Ce qui est arrivé au maire de Saint-Brevin-les-Pins (44) relance pour la énième fois le débat sur la montée de la violence dans notre pays. L’histoire est maintenant connue: le déplacement d’un centre d’accueil de migrants près d’une école dans cette petite ville de 13 000 âmes a mis le feu aux poudres. Suite à la mobilisation d’un groupe de riverains inquiets pour la sécurité de leurs enfants, la presse locale titre que la grogne monte autour du projet. L’histoire fait alors l’objet de partages sur les réseaux sociaux des partisans de « Reconquête ! » et du Rassemblement national et prend peu à peu une dimension nationale alors que sur le terrain les manifestations se multiplient. Pas moins de quatre seront organisées. Le ton monte entre manifestants anti-migrants et manifestants pro-migrants. Les uns sont accusés d’être d’affreux racistes qui détestent les étrangers et habillent cela d’un discours mettant en avant la crainte pour la sécurité des enfants pour pouvoir mieux instrumentaliser la situation. Les autres sont accusés de « vouloir imposer le vivre ensemble avec le Pakistan dans nos campagnes. »[1]

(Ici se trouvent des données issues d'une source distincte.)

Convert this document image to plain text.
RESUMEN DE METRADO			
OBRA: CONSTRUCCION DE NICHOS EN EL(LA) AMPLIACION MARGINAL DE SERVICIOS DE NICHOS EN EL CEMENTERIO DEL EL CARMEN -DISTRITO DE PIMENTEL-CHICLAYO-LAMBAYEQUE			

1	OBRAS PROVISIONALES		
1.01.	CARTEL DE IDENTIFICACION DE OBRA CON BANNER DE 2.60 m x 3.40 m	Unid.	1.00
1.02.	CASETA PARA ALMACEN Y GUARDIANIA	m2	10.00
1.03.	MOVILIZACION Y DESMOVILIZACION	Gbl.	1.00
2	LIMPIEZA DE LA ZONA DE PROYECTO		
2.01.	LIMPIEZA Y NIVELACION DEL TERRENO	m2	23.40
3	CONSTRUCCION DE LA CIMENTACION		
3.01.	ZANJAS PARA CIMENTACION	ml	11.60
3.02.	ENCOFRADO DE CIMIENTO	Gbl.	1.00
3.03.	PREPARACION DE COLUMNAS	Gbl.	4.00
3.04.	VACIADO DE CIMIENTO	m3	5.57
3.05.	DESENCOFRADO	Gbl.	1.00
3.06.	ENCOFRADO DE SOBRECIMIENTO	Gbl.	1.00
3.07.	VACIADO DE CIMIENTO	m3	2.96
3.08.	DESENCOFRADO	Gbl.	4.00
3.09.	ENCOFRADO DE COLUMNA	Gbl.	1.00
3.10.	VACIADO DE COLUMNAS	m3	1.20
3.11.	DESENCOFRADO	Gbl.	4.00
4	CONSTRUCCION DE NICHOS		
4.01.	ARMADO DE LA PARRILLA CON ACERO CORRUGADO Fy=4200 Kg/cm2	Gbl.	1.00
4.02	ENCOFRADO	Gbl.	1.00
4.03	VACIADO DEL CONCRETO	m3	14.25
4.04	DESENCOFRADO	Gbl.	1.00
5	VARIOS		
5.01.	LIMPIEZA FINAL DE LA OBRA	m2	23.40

L’exécutif n’assure pas le SAV du centre de migrants

La polémique ne va cesser d’enfler jusqu’à ce que, le 22 mars, le domicile et les véhicules du maire soient incendiés alors que celui-ci dort dans la maison. L’édile va alors donner sa démission en invoquant un profond sentiment de solitude et accuse l’Etat d’avoir imposé le déplacement du centre d’accueil sans avoir assuré le service après-vente, laissant le maire fort dépourvu face à la grogne. Si l’affaire de Saint-Brevin est exceptionnelle par son retentissement, les chiffres du ministère de l’Intérieur indiquent qu’en 2022, les violences contre les élus ont augmenté de 32%.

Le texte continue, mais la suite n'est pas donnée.